太平洋戦争における戦勝国・アメリカの、「英雄」と呼ばれた兵士達が、転落人生を歩んでいたことに、驚きを禁じ得ません。
宙を銃砲弾が飛び交い、地を、四肢が飛び散り、内蔵があふれる、むごたらしい屍が埋める、凄まじい戦場の体験は、それだけで人間の精神を蝕むに十二分なもの。
「硫黄島の英雄」の3人は、加えて、政府の都合で「英雄」に仕立てられ、用が済むや政府にも世間にも放り出されてしまった・・・・。
彼らは、戦場体験と、「英雄」体験とにより、二重に人生を壊されてしまった訳です。
勝敗に関係無く、戦争が個人にもたらすものは、喪失だけということでしょうか。
又、硫黄島の戦いでアメリカ軍が勝利したことは、太平洋戦争において、アメリカ軍機が日本本土を空襲することを容易にする大きな転換点になったのですが、
劇中では、その重要性も、そもそも硫黄島がどこにある島なのかも、大して語られていません。
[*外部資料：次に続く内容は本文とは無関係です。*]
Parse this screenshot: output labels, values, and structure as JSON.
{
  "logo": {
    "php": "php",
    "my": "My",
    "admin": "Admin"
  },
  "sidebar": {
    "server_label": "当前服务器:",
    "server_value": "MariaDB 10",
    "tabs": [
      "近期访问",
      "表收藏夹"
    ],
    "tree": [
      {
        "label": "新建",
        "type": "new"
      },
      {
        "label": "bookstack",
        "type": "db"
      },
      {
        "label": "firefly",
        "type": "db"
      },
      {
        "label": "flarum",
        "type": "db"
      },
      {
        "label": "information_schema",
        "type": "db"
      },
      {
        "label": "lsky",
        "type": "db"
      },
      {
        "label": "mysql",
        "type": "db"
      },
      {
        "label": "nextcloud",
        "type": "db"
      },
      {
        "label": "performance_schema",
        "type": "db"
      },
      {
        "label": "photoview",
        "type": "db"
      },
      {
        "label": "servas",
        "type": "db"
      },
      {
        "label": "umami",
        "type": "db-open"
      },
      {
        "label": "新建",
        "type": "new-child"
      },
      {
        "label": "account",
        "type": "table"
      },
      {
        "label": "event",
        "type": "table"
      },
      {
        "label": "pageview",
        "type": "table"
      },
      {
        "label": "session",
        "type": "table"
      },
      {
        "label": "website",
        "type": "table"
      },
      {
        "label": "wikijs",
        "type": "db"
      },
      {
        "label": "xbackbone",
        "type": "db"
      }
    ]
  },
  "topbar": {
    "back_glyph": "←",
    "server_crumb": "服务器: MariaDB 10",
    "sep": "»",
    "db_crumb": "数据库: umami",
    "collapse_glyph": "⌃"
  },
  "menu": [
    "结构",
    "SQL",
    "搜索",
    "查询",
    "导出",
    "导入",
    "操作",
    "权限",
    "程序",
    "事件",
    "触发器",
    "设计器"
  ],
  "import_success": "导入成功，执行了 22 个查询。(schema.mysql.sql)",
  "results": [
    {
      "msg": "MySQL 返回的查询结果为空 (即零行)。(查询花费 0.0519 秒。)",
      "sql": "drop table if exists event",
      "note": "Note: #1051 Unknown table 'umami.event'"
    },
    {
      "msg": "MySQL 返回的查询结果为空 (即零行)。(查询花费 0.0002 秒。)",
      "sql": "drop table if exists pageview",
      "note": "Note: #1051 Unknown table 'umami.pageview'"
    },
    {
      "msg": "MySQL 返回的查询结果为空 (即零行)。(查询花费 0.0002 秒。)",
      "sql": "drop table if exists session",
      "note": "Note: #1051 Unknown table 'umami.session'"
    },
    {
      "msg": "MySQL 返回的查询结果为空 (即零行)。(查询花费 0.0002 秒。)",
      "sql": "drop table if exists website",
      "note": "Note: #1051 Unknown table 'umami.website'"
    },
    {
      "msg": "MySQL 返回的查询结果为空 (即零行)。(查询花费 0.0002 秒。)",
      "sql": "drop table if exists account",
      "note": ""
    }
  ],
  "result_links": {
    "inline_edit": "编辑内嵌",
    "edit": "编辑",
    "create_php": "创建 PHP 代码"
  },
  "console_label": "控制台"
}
このことによって、史実の太平洋戦争における硫黄島の戦いは、抽象的に戦争の中の一幕となり、ドク達の物語も、戦争で作られた英雄達をめぐる普遍的な物語と化しています。
過去の戦争を題材にして、未来に通用する映画が作られた、と言っていいと思います。
ところで、題名は「父親たちの星条旗」ですが、何故「父親たちの〜」なのかが、よく分かりませんでした。
ドクの息子以外にも元兵士の息子や娘が登場するか、せめてドク親子の姿をもっと描写していれば、理解出来たかもしれないのですが・・・・。